Ce scrutin européen signe donc un nouvel acte de la recomposition politique à droite de l’échiquier. Autant LaREM que le RN sont en train d’avaler l’ancien parti dominant de la droite, «  Les Républicains  ». À travers cette nouvelle donnée, qui confirme et amplifie le séisme de 2017, c’est un «  duopole  » qui s’installe durablement à droite  : une droite libérale et centriste avec LaREM, tandis que le RN arrive à rassembler une droite populiste, anti-immigration et souverainiste… tout en restant fondamentalement, dans son appareil et son histoire, un parti d’extrême droite. De quoi rester pour le parti de Marine Le Pen une «  assurance-vie  » pour Emmanuel Macron, qui n’infléchira pas sa politique.

Le chemin vert

Le message des Français devrait pourtant l’y inviter. Les principales motivations du vote étant le pouvoir d’achat pour 38 % des Français et l’environnement pour 36 %. Deux thèmes qui sont à la fois des marqueurs des échecs de Macron et des sujets portés par la gauche.

Ce n’est pas donc pas la moindre des contradictions pour les formations de gauche d’être en position favorable idéologiquement et si faibles dans les urnes. Rejet des politiques libérales en France et en Europe, aspirations démocratiques, à la justice sociale et écologique auraient dû permettre un retour de la gauche au premier plan. Or, si l’on excepte le cas écologiste, c’est l’inverse qui s’est produit. Cela met en exergue une crise de l’offre politique à gauche. Le seuil de 5 % pour obtenir des élus, couplé à la dispersion des listes – LO, FI, PCF, Génération.s, EELV, PS-PP –, empêche à la fois de faire élire un nombre important de députés et de peser au niveau national. Les formations de gauche réalisent près de 30 % des voix, soit davantage que les deux blocs dominant l’élection, mais continuent d’être en difficulté pour influer sur la politique gouvernementale.

Certes, EELV peut se féliciter d’être en tête d’une gauche déconfite, mais son score, bien qu’inattendu, reste en dessous de ce qu’il était en 2009 (16 %). La surprise EELV vient en particulier des jeunes, qui, à 27 %, ont choisi les écologistes, tout en étant 10 points de plus qu’attendu à se déplacer (40 %). Voter aux européennes reste minoritaire chez les jeunes, mais ce sursaut témoigne du fait que la jeune génération exprime de fortes attentes envers les politiques sur la question environnementale.

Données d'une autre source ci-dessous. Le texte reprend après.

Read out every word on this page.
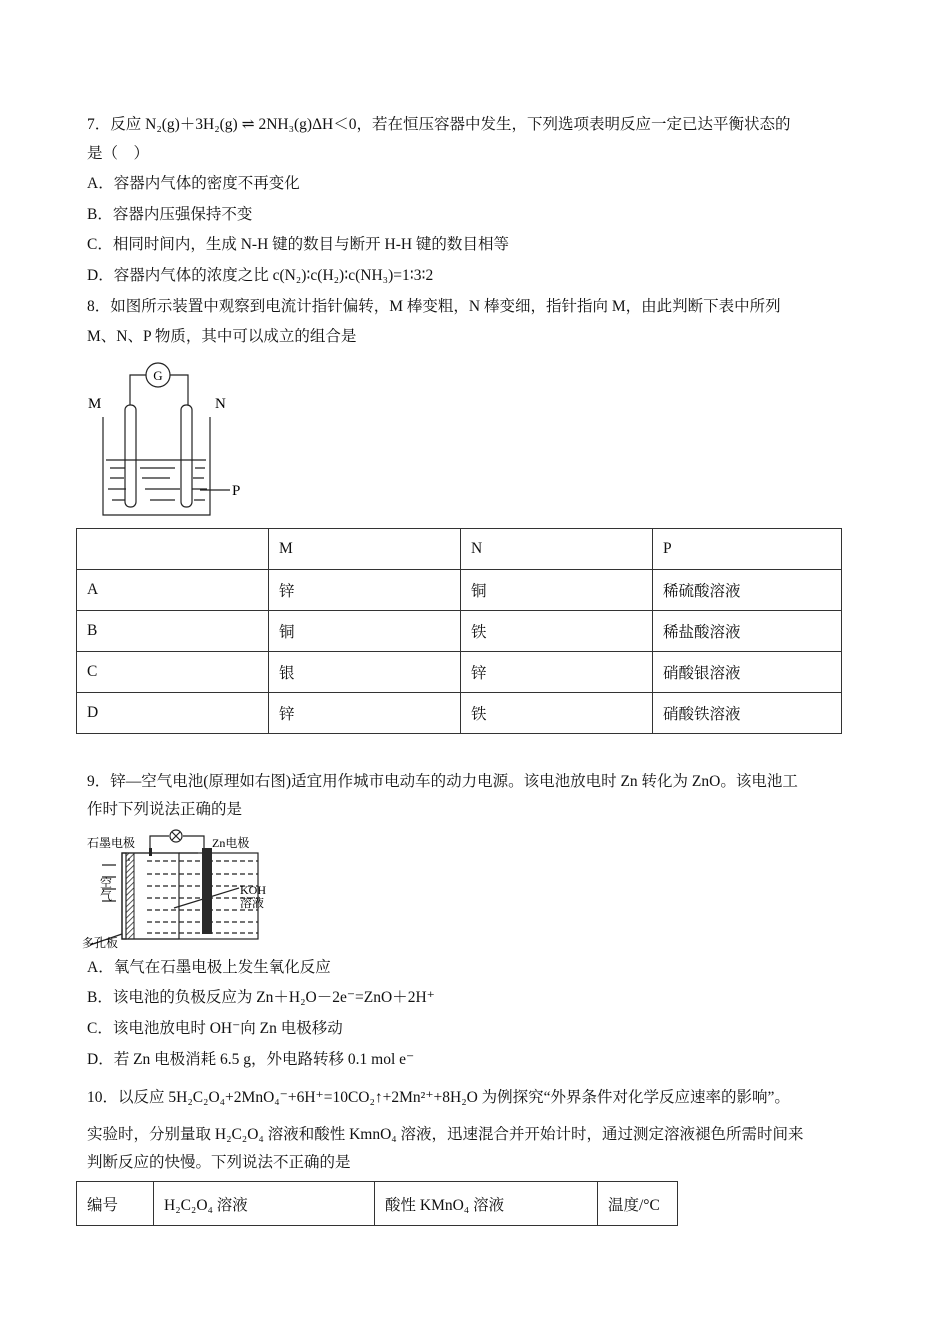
7．反应 N₂(g)＋3H₂(g) ⇌ 2NH₃(g)ΔH＜0，若在恒压容器中发生，下列选项表明反应一定已达平衡状态的
是（　）
A．容器内气体的密度不再变化
B．容器内压强保持不变
C．相同时间内，生成 N-H 键的数目与断开 H-H 键的数目相等
D．容器内气体的浓度之比 c(N₂)∶c(H₂)∶c(NH₃)=1∶3∶2
8．如图所示装置中观察到电流计指针偏转，M 棒变粗，N 棒变细，指针指向 M，由此判断下表中所列
M、N、P 物质，其中可以成立的组合是
G
M	N
P
	M	N	P
A	锌	铜	稀硫酸溶液
B	铜	铁	稀盐酸溶液
C	银	锌	硝酸银溶液
D	锌	铁	硝酸铁溶液
9．锌—空气电池(原理如右图)适宜用作城市电动车的动力电源。该电池放电时 Zn 转化为 ZnO。该电池工
作时下列说法正确的是
石墨电极	Zn电极
空
气	KOH
溶液
多孔板
A．氧气在石墨电极上发生氧化反应
B．该电池的负极反应为 Zn＋H₂O－2e⁻=ZnO＋2H⁺
C．该电池放电时 OH⁻向 Zn 电极移动
D．若 Zn 电极消耗 6.5 g，外电路转移 0.1 mol e⁻
10．以反应 5H₂C₂O₄+2MnO₄⁻+6H⁺=10CO₂↑+2Mn²⁺+8H₂O 为例探究“外界条件对化学反应速率的影响”。
实验时，分别量取 H₂C₂O₄ 溶液和酸性 KmnO₄ 溶液，迅速混合并开始计时，通过测定溶液褪色所需时间来
判断反应的快慢。下列说法不正确的是
编号	H₂C₂O₄ 溶液	酸性 KMnO₄ 溶液	温度/°C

«  C’est autour de l’écologie que doit s’articuler l’alternative  », a déclaré le candidat Yannick Jadot, tête de la liste écologiste. Sous une forme ou sous une autre, difficile de lui donner tort. Les insoumis sont d’autant plus frustrés de leurs mauvais résultats (6,4 %) qu’ils avaient compris ce message depuis 2017. Mais, triomphante au soir de la présidentielle, dominante après les législatives, voici la France insoumise devancée après des européennes qu’elle pensait pouvoir transformer à son profit en référendum anti-Macron. «  C’est le RN qui a joué ce rôle  », constate aujourd’hui un responsable insoumis. Le mouvement se consolera avec ses 7 députés européens, qui siégeront dans la prochaine assemblée, ce qui n’est pas si mal pour un mouvement qui ne se présentait pas (sous cette forme en tout cas) aux dernières élections. Mais devant ce qui ressemble tout de même à un échec, la stratégie et le fonctionnement du mouvement devraient revenir sur la table rapidement.

À gauche, la douloureuse

Et s’il y a une chose à laquelle les insoumis ne s’attendaient pas, c’est d’être devancés par le PS. L’ancienne formation dominante à gauche, qui avait fait le choix d’une tête de liste estampillée «  société civile  » avec le philosophe Raphaël Glucksmann, avec tout juste 6,4 %, sort soulagée du scrutin où elle risquait l’ultime humiliation, qui était de n’avoir aucun député européen. C’est pourtant le pire score du PS depuis 1969. Benoît Hamon, qui était le candidat PS à la présidentielle, échoue également à faire élire des députés européens avec son mouvement Génération.s, ce qui hypothèque la poursuite de cette aventure commencée en 2017.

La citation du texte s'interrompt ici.